Com 70 anos de vida e 50 de linhas de memórias, Eric Nepomuceno não escreve para salvar o mundo. O escritor falou disto e muito mais na última quinta-feira, no Cine-Teatro Garrett, na Póvoa de Varzim. Nessa sessão do Correntes D’Escritas foi-lhe oferecido um globo terrestre, simbólico, mas que pairou sobre a cabeça do escritor quando veio dar a entrevista ao JPN e se esqueceu do mundo dentro da sala.

“Onde está o meu mundo?”, disse, “Depois tenho de ir buscar ele [o mundo].” Acende o cigarro.

Como se treina a memória num mundo tão veloz?

Eric Nepomuceno: Não sei. Esqueci. (risos) Nunca pensei nisso. Eu tenho memória. Eu lembro, nunca pensei.

Acha que pensar no processo desconstrói o ato de escrever?

(pausa) Fica calculado. Eu acho que a arte é uma coisa em duas etapas. Ela tem de ser espontânea e depois ela deve ser muito bem trabalhada. Uma coisa é a emoção e impulso e a outra é a forma. Eu sou um datilógrafo muito rápido. Hoje não se fala mais em datilógrafo. Mas sou um escritor muito lento, eu demoro muito para ir ao papel. Daí é fácil, aí vem a revisão que é onde o texto fica pronto. Escrever é cortar, armar e remontar.

Isso de cortar palavras vem do jornalismo?

O jornalismo para mim é um género literário com regras próprias e muito mais sacrificado. Eu posso demorar um ano para terminar um conto. Imagina eu chegar no jornal e demorar um ano para terminar um texto.

Era despedido.

(risos) Devia ser [assim], mas não é!

O facto de ter contactado com realidades mais duras, em jornalismo de guerra, fez com que a memória o motivasse a escrever os contos?

Também. Eu acho que a gente, o ser humano, é o que ele viveu e o que ele vive. Então é evidente que, se eu vivi determinadas situações, isso ficou impregnado em mim. Eu sou isso. (pausa) Numa etapa da minha vida eu (diz, enquanto puxa o tabaco para si e solta o fumo e as palavras) sabia qual era o cheiro da morte, o cheiro do medo. E é claro que isso acaba transcrevendo no que eu escrevia naquela etapa. Hoje não.

Esse cheiro é traduzível em palavras?

Não, mas está no que escrevo, no que eu escrevia naquele tempo. E também no que eu escrevo hoje. Isso não passa. O cheiro não se livra dele.

Ser escritor é um ato solitário, mas o livro faz companhia a alguém. Não se escreve para se salvar o mundo, mas escreve-se para se salvar o escritor e tentar salvar o leitor do livro?

Não, não.
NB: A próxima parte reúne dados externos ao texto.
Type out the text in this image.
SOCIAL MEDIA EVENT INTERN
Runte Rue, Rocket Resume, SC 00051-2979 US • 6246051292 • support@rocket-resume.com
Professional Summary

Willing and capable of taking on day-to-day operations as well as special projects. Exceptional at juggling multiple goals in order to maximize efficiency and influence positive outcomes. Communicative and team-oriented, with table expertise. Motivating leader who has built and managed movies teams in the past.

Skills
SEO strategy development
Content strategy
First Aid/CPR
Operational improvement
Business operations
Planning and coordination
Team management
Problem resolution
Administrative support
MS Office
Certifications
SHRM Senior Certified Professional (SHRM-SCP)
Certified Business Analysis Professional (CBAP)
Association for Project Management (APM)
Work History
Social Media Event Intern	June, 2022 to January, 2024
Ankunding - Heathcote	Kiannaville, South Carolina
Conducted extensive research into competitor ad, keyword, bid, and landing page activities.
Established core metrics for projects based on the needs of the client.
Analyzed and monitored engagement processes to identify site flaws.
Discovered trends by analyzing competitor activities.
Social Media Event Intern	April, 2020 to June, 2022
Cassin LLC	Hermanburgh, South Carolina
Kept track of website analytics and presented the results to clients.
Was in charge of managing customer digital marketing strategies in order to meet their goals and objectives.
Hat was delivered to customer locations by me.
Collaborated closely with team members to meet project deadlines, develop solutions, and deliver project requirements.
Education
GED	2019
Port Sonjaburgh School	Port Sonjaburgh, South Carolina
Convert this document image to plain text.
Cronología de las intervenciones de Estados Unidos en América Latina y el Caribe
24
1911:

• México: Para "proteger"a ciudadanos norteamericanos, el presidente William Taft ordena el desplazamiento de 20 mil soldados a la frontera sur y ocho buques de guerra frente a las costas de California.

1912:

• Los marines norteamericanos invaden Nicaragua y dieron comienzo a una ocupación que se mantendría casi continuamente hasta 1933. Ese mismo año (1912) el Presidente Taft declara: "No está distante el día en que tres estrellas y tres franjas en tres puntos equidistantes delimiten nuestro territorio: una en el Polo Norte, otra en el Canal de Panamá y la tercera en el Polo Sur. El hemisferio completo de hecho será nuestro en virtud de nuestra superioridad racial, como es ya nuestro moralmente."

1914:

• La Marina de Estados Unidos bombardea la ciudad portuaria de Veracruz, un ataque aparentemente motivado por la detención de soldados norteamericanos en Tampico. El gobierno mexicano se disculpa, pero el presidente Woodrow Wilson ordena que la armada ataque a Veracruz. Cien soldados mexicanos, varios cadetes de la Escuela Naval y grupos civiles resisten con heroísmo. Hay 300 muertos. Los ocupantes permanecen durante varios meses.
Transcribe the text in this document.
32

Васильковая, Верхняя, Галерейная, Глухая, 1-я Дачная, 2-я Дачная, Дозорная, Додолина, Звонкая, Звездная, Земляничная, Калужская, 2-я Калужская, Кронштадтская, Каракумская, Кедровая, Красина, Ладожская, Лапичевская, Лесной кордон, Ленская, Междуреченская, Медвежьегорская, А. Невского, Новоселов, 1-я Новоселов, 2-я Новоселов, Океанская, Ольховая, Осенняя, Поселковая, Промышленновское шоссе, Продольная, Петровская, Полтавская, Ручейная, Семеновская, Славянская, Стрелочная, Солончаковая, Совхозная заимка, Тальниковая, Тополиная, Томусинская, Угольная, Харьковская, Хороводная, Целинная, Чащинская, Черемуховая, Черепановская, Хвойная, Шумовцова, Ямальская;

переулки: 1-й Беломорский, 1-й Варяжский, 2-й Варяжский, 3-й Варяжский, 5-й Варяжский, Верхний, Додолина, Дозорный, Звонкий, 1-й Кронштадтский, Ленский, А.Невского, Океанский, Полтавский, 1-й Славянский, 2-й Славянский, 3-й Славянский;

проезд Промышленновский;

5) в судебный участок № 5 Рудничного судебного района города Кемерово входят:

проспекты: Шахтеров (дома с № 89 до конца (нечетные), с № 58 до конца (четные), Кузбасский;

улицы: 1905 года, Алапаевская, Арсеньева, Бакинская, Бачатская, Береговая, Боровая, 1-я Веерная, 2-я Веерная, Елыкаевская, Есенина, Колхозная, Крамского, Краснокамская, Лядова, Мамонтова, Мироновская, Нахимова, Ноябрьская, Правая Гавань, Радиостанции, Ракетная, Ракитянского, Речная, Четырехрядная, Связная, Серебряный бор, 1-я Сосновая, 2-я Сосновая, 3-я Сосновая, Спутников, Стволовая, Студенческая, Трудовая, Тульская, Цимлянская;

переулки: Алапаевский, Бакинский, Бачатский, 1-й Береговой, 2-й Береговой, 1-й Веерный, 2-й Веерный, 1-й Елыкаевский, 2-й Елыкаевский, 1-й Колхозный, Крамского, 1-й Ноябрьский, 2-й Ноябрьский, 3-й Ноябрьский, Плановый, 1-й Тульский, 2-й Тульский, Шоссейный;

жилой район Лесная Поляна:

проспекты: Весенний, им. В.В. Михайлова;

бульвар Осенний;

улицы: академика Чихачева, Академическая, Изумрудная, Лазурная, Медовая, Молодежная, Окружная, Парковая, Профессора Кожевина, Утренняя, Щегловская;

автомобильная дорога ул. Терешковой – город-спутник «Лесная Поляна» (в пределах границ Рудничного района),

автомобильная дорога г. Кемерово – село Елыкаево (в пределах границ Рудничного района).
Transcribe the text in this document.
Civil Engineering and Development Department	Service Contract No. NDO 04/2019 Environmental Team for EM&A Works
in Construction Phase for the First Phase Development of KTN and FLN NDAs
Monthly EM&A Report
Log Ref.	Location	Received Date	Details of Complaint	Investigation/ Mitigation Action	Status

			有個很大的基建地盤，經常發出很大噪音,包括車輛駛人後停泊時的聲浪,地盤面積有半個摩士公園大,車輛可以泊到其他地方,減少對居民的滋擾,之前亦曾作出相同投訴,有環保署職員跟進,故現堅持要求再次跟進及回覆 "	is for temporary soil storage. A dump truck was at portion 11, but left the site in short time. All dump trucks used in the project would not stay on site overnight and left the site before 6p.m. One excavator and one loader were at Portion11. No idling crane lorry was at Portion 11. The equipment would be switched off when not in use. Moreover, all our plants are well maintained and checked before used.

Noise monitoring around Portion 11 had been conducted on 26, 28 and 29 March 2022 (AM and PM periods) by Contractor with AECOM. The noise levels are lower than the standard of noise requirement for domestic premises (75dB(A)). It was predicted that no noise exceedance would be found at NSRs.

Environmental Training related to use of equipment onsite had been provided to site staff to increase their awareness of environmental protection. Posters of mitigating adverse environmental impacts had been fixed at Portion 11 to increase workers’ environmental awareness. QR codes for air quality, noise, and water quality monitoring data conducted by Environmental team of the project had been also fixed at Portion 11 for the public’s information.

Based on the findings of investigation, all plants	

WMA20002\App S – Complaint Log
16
Para salvar alguém eu precisava de ser ou bombeiro ou Deus. Eu não sou nem uma coisa, nem outra. Se me salvar está bom.

Então é um ato egoísta?

Não, não. É um ato de desespero. (fuma, novamente, o cigarro e olha nos olhos sem o peso do que acabara de dizer) É diferente. (pausa) Eu gosto de saber que eu quero e faço o possível para proteger meu filho, meus irmãos, meus amigos, meus amores. Proteger é uma coisa. Salvar é outra.

No dia em que o artista estiver salvo e o mundo estiver salvo, já não há sobre o que escrever?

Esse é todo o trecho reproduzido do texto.